All Chablis is made 100% from the Chardonnay grape. Some wine experts, such as Jancis Robinson, believe that the wine from Chablis is one of the "purest" expressions of the varietal character of Chardonnay, because of the simple style of winemaking favored in this region. Chablis winemakers want to emphasize the terroir of the calcareous soil and cooler climate that help maintain high acidity. Chablis wines are characterized by their greenish-yellow color and clarity. The racy, green apple-like acidity is a trademark of the wines and can be noticeable in the bouquet. The acidity can mellow with age and Chablis are some of the longest living examples of Chardonnay. The wines often have a "flinty" note, sometimes described as "goût de pierre à fusil" (gunflint) and sometimes as "steely". Some examples of Chablis can have an earthy "wet stone" flavor that intensifies as it ages, before mellowing into delicate honeyed notes. Like most white Burgundies, Chablis can benefit from some bottle age. While producers' styles and vintage can play an influential role, Grand Cru Chablis can generally age for well over 15 years while many Premiers Crus will age well for at least 10 years.

Secondary grape varieties grown locally are permitted in the generic Bourgogne AOC wine. These include Aligoté, César, Gamay, Melon de Bourgogne, Pinot noir, Pinot blanc, Pinot gris (known locally as Pinot Beurot), Sauvignon blanc, Sacy, and Tressot.

==Modern wine industry==
For most of the 20th century, Chablis wine was produced more for the export than the domestic French market, which tended to favor the Côte d'Or Chardonnays. Négociants are not as influential in the Chablis wine industry as in other areas of Burgundy. Trends towards estate bottling and co-operatives have shifted the economics towards the individual growers and producer. The La Chablisienne co-operative makes nearly a third of all wine produced in Chablis today.

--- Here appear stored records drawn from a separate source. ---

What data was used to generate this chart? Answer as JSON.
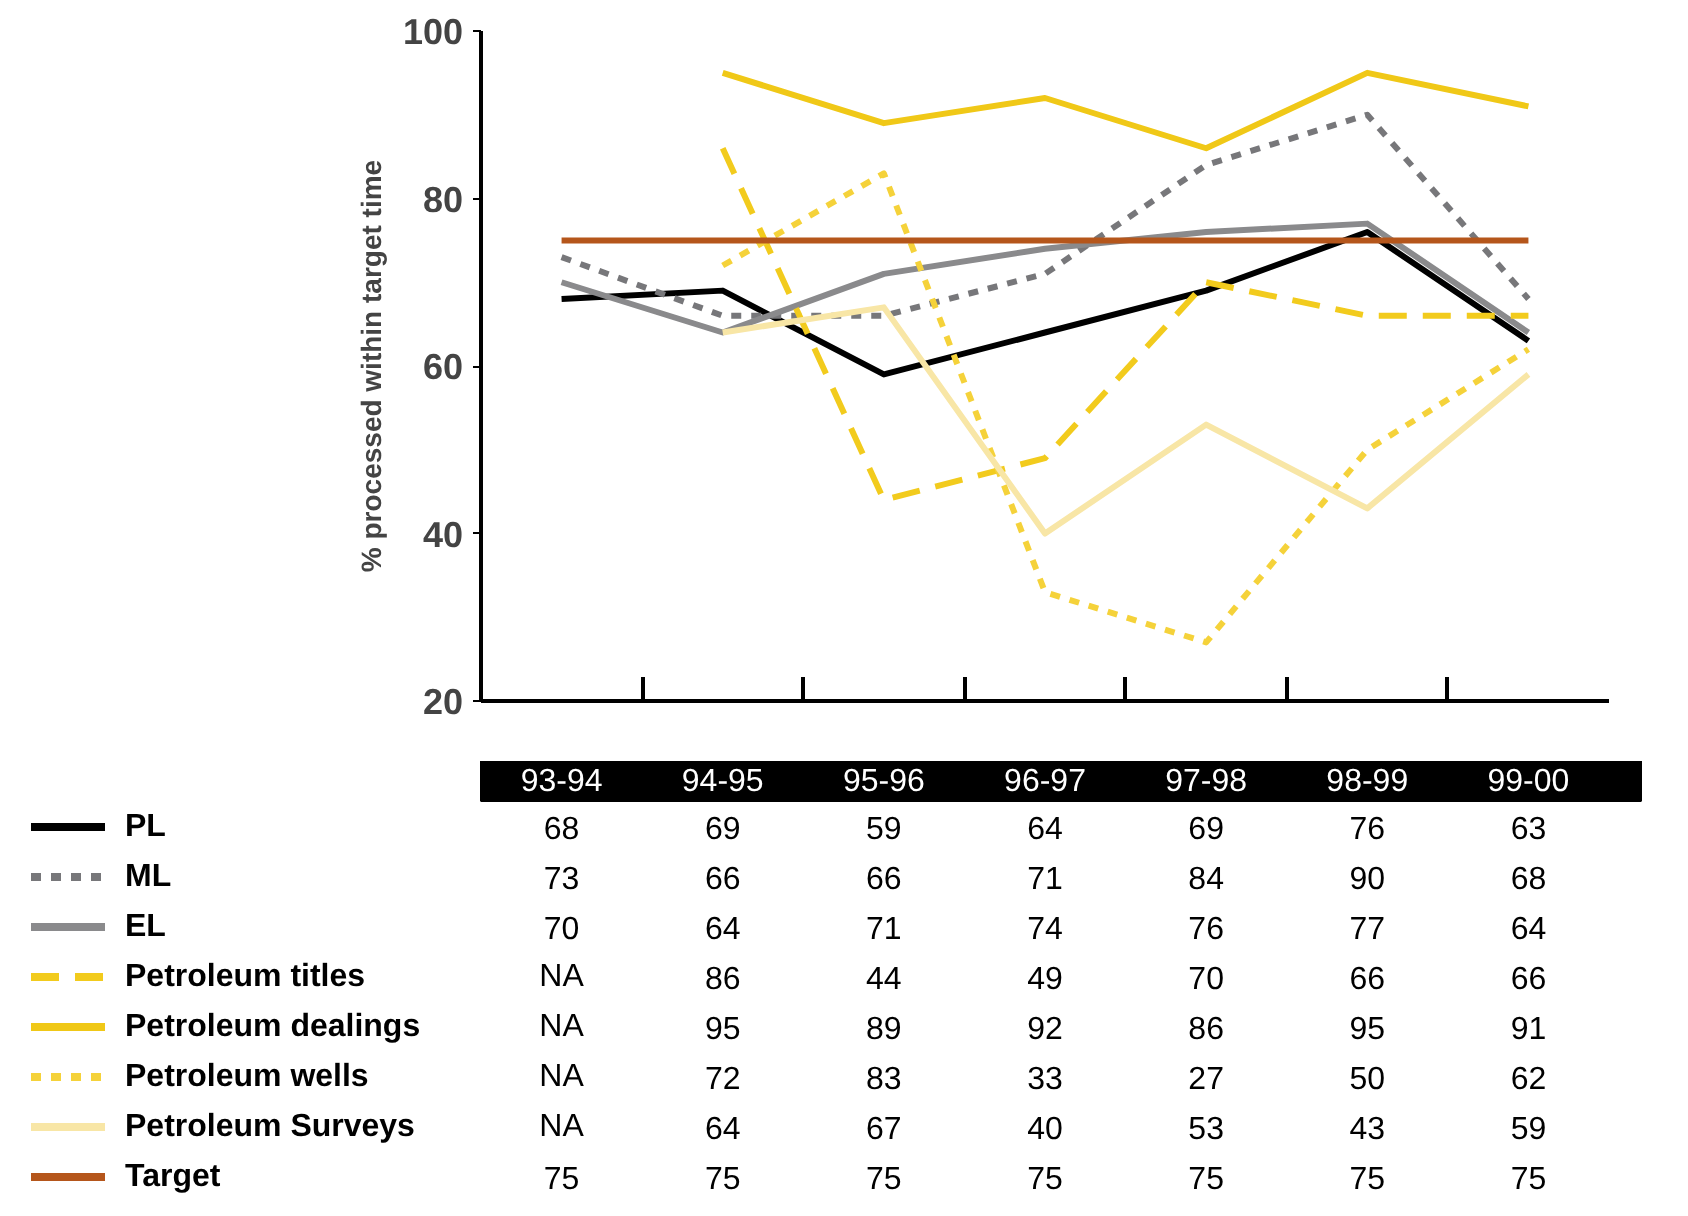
{
  "chart_data": {
    "type": "line",
    "ylabel": "% processed within target time",
    "categories": [
      "93-94",
      "94-95",
      "95-96",
      "96-97",
      "97-98",
      "98-99",
      "99-00"
    ],
    "ylim": [
      20,
      100
    ],
    "yticks": [
      20,
      40,
      60,
      80,
      100
    ],
    "grid": false,
    "legend": "bottom",
    "tick_labels": "y",
    "marker": "none",
    "series": [
      {
        "name": "PL",
        "color": "#000000",
        "line_style": "solid",
        "values": [
          68,
          69,
          59,
          64,
          69,
          76,
          63
        ],
        "value_labels": [
          "68",
          "69",
          "59",
          "64",
          "69",
          "76",
          "63"
        ]
      },
      {
        "name": "ML",
        "color": "#77777a",
        "line_style": "dotted",
        "values": [
          73,
          66,
          66,
          71,
          84,
          90,
          68
        ],
        "value_labels": [
          "73",
          "66",
          "66",
          "71",
          "84",
          "90",
          "68"
        ]
      },
      {
        "name": "EL",
        "color": "#8a8a8c",
        "line_style": "solid",
        "values": [
          70,
          64,
          71,
          74,
          76,
          77,
          64
        ],
        "value_labels": [
          "70",
          "64",
          "71",
          "74",
          "76",
          "77",
          "64"
        ]
      },
      {
        "name": "Petroleum titles",
        "color": "#f2cb1d",
        "line_style": "dashed",
        "values": [
          null,
          86,
          44,
          49,
          70,
          66,
          66
        ],
        "value_labels": [
          "NA",
          "86",
          "44",
          "49",
          "70",
          "66",
          "66"
        ]
      },
      {
        "name": "Petroleum dealings",
        "color": "#f0c817",
        "line_style": "solid",
        "values": [
          null,
          95,
          89,
          92,
          86,
          95,
          91
        ],
        "value_labels": [
          "NA",
          "95",
          "89",
          "92",
          "86",
          "95",
          "91"
        ]
      },
      {
        "name": "Petroleum wells",
        "color": "#f5d23a",
        "line_style": "dotted",
        "values": [
          null,
          72,
          83,
          33,
          27,
          50,
          62
        ],
        "value_labels": [
          "NA",
          "72",
          "83",
          "33",
          "27",
          "50",
          "62"
        ]
      },
      {
        "name": "Petroleum Surveys",
        "color": "#f8e6a6",
        "line_style": "solid",
        "values": [
          null,
          64,
          67,
          40,
          53,
          43,
          59
        ],
        "value_labels": [
          "NA",
          "64",
          "67",
          "40",
          "53",
          "43",
          "59"
        ]
      },
      {
        "name": "Target",
        "color": "#b5561b",
        "line_style": "solid",
        "values": [
          75,
          75,
          75,
          75,
          75,
          75,
          75
        ],
        "value_labels": [
          "75",
          "75",
          "75",
          "75",
          "75",
          "75",
          "75"
        ]
      }
    ]
  }
}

In recent years, Chablis producers have fought hard to protect the Chablis designation, using legal means to make foreign countries respect it. Despite a long association with Chardonnay, the wines of Chablis can be overshadowed by the New World expression of the varietal, and by other Burgundian Chardonnays such as Montrachet, Corton-Charlemagne and Meursault. The wide semi-generic use of the word "Chablis" outside of France is still seen in describing almost any white wine, regardless of where it was made and from what grapes.